The WBC is the oldest recognized sanctioning body in boxing and the WBC has not allowed its champions to hold its belt alongside other sanctioning body belts for very long.
Martinez's adviser, Sampson Lewkowicz, has openly stated to Rick Reeno of Boxing Scene that, "he doesn't have any plans to unify the titles. He will defend his WBC belt."
Most of the decent competitors at middleweight hold titles from other sanctioning bodies. That means they'd have to drop their title for a shot, and that's not likely to happen.
Julio Cesar Chavez Jr. getting rocked by Sergio Martinez.

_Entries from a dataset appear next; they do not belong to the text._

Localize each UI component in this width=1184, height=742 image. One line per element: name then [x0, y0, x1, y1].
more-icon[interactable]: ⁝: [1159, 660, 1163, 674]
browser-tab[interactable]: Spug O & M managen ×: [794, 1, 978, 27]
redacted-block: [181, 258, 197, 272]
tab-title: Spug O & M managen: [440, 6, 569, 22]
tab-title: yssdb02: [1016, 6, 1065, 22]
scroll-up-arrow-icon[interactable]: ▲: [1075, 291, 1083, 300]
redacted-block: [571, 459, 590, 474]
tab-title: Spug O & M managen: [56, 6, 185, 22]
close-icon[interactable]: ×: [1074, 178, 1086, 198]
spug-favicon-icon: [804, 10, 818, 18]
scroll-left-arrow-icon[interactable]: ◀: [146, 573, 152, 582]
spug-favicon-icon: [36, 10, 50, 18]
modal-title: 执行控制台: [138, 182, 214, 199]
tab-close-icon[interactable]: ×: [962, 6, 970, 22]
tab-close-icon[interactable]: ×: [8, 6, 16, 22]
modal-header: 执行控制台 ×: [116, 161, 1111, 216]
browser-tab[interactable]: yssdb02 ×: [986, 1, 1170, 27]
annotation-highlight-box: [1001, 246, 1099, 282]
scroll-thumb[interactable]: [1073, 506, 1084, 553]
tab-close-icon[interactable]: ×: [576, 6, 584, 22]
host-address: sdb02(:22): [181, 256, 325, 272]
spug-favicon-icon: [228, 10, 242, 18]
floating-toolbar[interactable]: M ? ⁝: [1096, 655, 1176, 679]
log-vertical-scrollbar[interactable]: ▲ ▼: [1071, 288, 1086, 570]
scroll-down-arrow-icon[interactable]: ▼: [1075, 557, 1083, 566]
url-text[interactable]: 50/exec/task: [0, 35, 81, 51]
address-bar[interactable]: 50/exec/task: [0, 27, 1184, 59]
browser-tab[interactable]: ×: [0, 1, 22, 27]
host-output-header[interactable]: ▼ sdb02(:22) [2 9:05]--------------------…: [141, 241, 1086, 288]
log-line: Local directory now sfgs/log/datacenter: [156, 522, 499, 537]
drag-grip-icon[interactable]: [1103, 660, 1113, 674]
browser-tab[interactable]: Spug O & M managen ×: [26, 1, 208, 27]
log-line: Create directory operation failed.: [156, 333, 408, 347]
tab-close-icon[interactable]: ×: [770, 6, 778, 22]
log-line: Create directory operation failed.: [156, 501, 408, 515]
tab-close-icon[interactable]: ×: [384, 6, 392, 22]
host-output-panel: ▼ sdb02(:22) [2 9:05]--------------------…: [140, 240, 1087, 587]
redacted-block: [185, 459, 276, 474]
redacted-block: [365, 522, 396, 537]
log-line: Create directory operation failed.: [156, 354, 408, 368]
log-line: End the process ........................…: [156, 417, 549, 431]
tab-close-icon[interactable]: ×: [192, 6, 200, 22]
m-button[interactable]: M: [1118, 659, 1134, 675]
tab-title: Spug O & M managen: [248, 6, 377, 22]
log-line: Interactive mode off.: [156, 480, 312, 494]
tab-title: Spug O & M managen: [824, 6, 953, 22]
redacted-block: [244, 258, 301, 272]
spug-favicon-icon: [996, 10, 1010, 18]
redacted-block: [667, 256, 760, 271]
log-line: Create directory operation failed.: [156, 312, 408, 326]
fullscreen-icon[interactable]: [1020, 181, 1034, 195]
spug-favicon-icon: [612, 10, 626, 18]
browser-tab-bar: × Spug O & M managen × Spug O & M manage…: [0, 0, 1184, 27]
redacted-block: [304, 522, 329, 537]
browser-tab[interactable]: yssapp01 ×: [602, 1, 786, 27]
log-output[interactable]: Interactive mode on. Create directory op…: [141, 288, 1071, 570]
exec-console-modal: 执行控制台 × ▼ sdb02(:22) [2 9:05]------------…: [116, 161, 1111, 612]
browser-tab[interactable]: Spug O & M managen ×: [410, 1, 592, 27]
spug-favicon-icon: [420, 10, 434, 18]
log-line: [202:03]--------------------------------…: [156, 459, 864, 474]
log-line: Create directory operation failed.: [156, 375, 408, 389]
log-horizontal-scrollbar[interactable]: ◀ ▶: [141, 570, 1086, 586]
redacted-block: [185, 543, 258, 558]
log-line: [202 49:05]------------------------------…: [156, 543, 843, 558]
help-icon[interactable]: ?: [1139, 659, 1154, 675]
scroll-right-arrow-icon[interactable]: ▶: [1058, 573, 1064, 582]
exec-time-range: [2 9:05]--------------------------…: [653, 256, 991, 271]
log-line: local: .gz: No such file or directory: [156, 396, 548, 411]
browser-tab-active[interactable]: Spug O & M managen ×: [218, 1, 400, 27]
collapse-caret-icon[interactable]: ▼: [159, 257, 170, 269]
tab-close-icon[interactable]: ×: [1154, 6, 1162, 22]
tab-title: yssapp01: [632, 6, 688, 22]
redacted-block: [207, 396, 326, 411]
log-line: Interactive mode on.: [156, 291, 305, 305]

Julio Cesar Chavez Jr. showed a lot of heart, but he also showed that he's got a long way to go as a fighter. Martinez was the teacher and school was in session.
His $1.4 million fee as a private instructor will only increase in a rematch.
Julio Cesar Chavez Jr. still standing tall after a 12-round beating.
Martinez had Chavez Jr. hurt numerous times throughout their 12-round encounter but could not put him away.
A rematch could allow Martinez to not only repeat his prior boxing masterpiece, but put the knockout finish he couldn't manage against Chavez Jr. the first time.
Referee Tony Weeks looks to start the 10-count on a fallen Martinez.
Martinez was knocked down in the final round by a hard straight right by Chavez Jr.
Though Chavez Jr. couldn't finish him off, he gave room for debate of whether or not Martinez would have survived an old-school, 15-rounder against Chavez Jr.
A rematch would allow Martinez to reiterate his dominance and show that Chavez Jr.'s only chance was in that final round.
Martinez is 37 years old and has made an interesting legacy with victories over big names like Kelly Pavlik and Paul Williams.
Now it's time to bank on his rising popularity and get the most money out of what's left of his career.
Chavez Jr. is still the biggest box-office draw at middleweight, and his final-round rally can sell a rematch to his fans.
Therefore, Martinez will chase the big money where his retirement will come from.